A parte triste é que OpenOffice foi muito popular: muitos usuários de Mac usado (desde o Office para Mac custa uma tonelada) e muitos usuários do Windows usado como bem (a maioria das pessoas não vai usar todos os recursos do Microsoft Office, que os custos, o que, $100?) Mas não desanime, it’s not as bad as you might think. Read on to see.
Desculpe, I’ve been a bit abrupt. Here’s the backstory.
Back in 1999, Sun Microsystems bought an office suite called StarOffice. Being the swell guys they were (no sarcasm there, they were pretty decent), they open-sourced StarOffice and made it OpenOffice, released in 2002.

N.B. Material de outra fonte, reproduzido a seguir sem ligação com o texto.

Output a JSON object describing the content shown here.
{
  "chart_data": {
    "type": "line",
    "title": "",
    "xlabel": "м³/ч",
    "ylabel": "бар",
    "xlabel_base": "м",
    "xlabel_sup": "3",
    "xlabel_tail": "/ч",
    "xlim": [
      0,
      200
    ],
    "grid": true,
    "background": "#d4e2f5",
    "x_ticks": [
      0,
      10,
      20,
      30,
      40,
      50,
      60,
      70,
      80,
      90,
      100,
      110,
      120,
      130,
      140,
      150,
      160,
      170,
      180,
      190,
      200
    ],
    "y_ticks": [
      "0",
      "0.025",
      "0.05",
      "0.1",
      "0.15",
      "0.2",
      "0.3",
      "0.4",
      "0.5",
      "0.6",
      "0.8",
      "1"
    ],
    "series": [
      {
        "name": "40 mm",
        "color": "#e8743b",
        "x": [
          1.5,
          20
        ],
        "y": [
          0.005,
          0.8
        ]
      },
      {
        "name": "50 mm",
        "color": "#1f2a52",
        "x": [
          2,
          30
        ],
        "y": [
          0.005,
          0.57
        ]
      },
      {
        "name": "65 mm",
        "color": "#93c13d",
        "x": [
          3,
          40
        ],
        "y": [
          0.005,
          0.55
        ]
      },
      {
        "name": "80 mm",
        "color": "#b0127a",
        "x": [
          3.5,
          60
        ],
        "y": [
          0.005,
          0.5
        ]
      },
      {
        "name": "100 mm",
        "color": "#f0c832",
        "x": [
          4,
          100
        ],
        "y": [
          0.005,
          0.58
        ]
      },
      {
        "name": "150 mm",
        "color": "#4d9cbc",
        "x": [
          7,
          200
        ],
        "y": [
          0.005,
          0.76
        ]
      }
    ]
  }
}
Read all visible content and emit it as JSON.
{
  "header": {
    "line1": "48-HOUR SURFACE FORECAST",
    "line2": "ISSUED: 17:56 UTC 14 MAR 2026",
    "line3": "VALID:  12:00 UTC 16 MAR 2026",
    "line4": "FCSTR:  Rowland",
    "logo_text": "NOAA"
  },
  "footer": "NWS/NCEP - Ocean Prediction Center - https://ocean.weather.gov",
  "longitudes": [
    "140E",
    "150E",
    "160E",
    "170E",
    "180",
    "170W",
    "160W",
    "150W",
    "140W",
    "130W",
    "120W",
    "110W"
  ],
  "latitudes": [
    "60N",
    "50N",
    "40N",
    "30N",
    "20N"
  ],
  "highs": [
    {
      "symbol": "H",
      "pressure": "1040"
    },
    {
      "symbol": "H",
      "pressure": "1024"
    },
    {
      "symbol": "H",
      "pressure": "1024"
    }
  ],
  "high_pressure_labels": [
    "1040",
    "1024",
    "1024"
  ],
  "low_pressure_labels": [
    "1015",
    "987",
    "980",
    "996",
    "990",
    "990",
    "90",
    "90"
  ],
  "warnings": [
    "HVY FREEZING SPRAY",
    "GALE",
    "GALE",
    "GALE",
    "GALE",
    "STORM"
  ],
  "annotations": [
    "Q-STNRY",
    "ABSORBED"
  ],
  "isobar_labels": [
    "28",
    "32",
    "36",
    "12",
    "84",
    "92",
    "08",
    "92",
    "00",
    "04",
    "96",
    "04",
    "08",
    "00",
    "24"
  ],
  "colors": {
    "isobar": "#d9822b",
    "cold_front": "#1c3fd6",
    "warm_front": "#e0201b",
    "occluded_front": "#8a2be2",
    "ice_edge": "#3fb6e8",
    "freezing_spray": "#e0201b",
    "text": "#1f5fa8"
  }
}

All went well till January 2010, when Oracle bought out Sun. Oracle aren’t as swell as Sun: they hate open-source stuff, so naturally OpenOffice’s days were numbered.
The OpenOffice users always complained to the developers since, bem, OpenOffice sucked and no new features/bugfixes that people wanted were added (mostly due to Oracle hating open-source stuff.) Some users modified OpenOffice and called it Go-oo, which was very similar to OpenOffice except it had a bunch of modifications everyone wanted.
Eventually, the developers got tired of Oracle and the complaints. In September 2010, they officially split with OpenOffice (computer geeks call it forking the project) and made LibreOffice. At the time, it was the same thing, but under a different name.
Those developers quit Oracle and formed the Document Foundation, which was the community group in charge of developing LibreOffice. They started writing their own code (and the guys at OpenOffice wrote their own code), so the projects started slowly moving away from each other.
LibreOffice was an instant success; it’s basically a good version of OpenOffice (if you’re wondering, the patches in Go-oo were added to OpenOffice) that actually listens to users. Most people made the switch to LibreOffice from OpenOffice, since they weren’t losing anything. Some major Linux distributions, including Ubuntu and Fedora, decided to replace OpenOffice with LibreOffice as their default office suite. That’s big (imagine Microsoft deciding to package Firefox or Chrome as the default browser in Windows. It’s that big.)
So where was I? Since all the momentum (and good developers) was with LibreOffice, OpenOffice started dying (not that it wasn’t dying already.) And now Oracle’s performed the coup de grace (sort of) and basically killed OpenOffice.
Eu sei, Eu sei, they made it a “community project.” Problem is, there’s no community for OpenOffice. It’s like taking your car to the local Jiffy Lube for a tuneup, except all the mechanics are on lunch break. Nothing’s going to happen.
tl;dr – The developers from OpenOffice split from it and made their own office suite, LibreOffice. OpenOffice lost its community and developers, so it’s been killed.
So what does this mean to normal people? Not much, na realidade, it’s just an interesting read on a Sunday afternoon. Although it makes the decision easier for people who want a free office suite.
A propósito, you can download LibreOffice (now the only major free office suite) aqui.